Published: November 2018
Bibliographic reference: Barnhill A, Palmer A, Weston CM, et al. Grappling With Complex Food Systems to Reduce Obesity: A US Public Health Challenge. Public Health Reports. 2018;133(1_suppl):44S-53S. https://doi:10.1177/0033354918802793
ABSTRACT
Our efforts to address obesity can be advanced and improved by the use of systems approaches that consider outcomes of the interconnected global food system, including undernutrition, climate change, the environmental sustainability of agriculture, and other social and economic concerns. By implementing innovative local and state programs, taking new approaches to overcome political obstacles to effect policy, and reconceptualizing research needs, we can improve obesity prevention efforts that target the food systems, maximize positive outcomes, and minimize adverse consequences. We recommend strengthening innovative local policies and programs, particularly those that involve community members in identifying problems and potential solutions and that embrace a broad set of goals beyond making eating patterns healthier. We also recommend undertaking interdisciplinary research projects that go beyond testing targeted interventions in specific populations and aim to build an understanding of the broader social, political, and economic context.
BACKGROUND: Despite 2 decades of effort by the public health community to combat obesity, obesity rates in the United States continue to rise. This lack of progress raises fundamental questions about the adequacy of our current approaches. Although the causes of population-wide obesity are multifactorial, attention to food systems as potential drivers of obesity has been prominent. However, the relationships between broader food systems and obesity are not always well understood.
METHODS: Applying a systems approach to a problem means understanding that the problem is part of a system with many interrelated parts and recognizing that this system may work in surprising ways.

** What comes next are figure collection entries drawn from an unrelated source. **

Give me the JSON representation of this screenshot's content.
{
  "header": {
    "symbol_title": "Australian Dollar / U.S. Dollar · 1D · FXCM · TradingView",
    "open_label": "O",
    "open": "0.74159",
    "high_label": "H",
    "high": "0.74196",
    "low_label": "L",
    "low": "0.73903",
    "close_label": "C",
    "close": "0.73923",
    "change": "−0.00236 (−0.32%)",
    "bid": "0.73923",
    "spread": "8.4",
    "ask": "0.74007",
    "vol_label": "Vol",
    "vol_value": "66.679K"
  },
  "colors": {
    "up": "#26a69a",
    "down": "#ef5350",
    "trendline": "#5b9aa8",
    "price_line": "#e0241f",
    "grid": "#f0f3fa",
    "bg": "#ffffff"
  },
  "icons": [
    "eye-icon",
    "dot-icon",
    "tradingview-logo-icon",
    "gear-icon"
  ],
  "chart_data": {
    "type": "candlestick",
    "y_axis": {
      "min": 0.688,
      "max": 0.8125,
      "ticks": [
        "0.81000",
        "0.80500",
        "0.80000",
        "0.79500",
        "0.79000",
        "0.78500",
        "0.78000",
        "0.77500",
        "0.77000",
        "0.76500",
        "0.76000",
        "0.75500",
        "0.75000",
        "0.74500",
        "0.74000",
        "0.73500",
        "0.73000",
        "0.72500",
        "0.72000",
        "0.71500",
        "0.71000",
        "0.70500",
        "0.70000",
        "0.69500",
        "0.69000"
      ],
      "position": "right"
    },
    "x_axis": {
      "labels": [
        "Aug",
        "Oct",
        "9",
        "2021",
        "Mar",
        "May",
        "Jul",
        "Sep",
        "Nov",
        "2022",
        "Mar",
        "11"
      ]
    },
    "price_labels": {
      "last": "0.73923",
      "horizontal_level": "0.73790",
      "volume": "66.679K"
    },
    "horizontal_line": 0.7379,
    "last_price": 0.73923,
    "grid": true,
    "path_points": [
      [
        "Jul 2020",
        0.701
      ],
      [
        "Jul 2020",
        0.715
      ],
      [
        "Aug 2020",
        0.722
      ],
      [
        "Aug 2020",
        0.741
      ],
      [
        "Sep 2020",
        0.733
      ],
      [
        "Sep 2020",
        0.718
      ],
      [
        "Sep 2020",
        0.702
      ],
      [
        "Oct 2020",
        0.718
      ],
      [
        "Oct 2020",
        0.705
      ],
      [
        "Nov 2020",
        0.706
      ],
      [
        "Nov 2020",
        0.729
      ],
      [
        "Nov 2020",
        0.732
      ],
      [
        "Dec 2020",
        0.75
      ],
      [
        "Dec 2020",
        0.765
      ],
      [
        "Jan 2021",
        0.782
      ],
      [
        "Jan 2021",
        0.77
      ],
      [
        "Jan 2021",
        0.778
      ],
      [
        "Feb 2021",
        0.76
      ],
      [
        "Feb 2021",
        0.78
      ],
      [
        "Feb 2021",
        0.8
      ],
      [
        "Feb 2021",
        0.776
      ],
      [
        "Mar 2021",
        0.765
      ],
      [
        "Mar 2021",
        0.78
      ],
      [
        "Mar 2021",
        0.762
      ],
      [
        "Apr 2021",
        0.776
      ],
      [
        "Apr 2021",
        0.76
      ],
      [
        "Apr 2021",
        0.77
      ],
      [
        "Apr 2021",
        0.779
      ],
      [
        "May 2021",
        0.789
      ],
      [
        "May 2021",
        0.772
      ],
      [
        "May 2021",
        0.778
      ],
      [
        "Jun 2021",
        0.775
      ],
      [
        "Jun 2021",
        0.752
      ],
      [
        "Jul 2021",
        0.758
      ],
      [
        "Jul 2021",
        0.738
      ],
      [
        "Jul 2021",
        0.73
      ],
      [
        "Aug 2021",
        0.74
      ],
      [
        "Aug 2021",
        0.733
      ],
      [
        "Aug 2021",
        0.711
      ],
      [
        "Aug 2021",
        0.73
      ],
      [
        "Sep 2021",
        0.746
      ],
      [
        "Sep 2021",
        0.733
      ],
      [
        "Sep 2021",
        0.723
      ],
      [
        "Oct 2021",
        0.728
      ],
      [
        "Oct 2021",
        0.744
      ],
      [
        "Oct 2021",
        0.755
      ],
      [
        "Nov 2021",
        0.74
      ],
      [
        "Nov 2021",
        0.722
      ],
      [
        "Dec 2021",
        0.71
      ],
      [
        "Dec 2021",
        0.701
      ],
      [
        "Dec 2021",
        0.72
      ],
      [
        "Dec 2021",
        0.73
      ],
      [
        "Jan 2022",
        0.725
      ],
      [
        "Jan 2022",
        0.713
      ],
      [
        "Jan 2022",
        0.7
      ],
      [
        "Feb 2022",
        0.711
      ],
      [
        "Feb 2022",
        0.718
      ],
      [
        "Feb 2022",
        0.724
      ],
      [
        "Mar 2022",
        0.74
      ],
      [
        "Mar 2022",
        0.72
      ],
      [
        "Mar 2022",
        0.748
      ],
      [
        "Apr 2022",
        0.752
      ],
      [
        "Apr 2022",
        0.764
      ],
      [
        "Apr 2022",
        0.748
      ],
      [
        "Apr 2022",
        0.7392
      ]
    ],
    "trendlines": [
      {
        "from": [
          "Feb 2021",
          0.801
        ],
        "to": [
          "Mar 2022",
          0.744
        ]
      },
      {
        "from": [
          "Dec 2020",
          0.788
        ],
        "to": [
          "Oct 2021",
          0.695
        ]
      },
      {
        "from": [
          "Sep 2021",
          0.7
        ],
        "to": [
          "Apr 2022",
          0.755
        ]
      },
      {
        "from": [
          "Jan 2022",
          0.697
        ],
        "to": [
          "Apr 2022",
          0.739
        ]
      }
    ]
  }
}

RESULTS: New approaches are needed to reduce the rates of obesity and minimize the unintended consequences of interventions in US food systems. The public health tools needed to do this—policies, local programs, and research—should be reconceptualized to work at multiple levels, including the individual, family, community, and society levels, as well as for localities, nations, and the global community. They should reach beyond public health to other sectors, such as education, planning, and economic development, as well as other government agencies and nongovernmental organizations.
CONCLUSIONS: The authors offer several recommendations for future obesity research and practice. First, interdisciplinary research projects are needed that bring together diverse stakeholders, including community members, policy makers, obesity researchers, food systems researchers, and researchers from other fields, including social scientists with qualitative research skills who can address the broader social, cultural, and political context. A research approach that uses targeted population-specific interventions could be enhanced by focusing on community contexts that can amplify or limit interventions and by implementing changes at multiple levels (ie, a systems approach to intervention delivery). Second, consulting and engaging with a broad array of researchers across the fields of obesity, food systems, and the social sciences is needed. Third, public health should work to strengthen innovative local policies and programs, particularly those that include community members in identifying problems and solutions. Fourth, although interventions should aim to improve healthy eating patterns in the short term and measure the interventions’ success, these interventions should also embrace a broader set of goals and a lengthy time horizon and be evaluated accordingly. Long-term indicators of success will include not only changes in diet and obesity but also indicators of improving community well-being in other ways, building local capacity, building political momentum, and addressing other problems in food systems. Fifth, the field of public health should support interdisciplinary, multistakeholder research teams with broad sets of goals and the ability to study change during long periods, while growing opportunities for training and collaboration for obesity researchers that bring together multiple disciplines and perspectives and teach new skills in systems methods. Finally, funders should create mechanisms to support longer-term commitments to researchers and communities to sustain projects that can be repeated, improved, and, rigorously evaluated.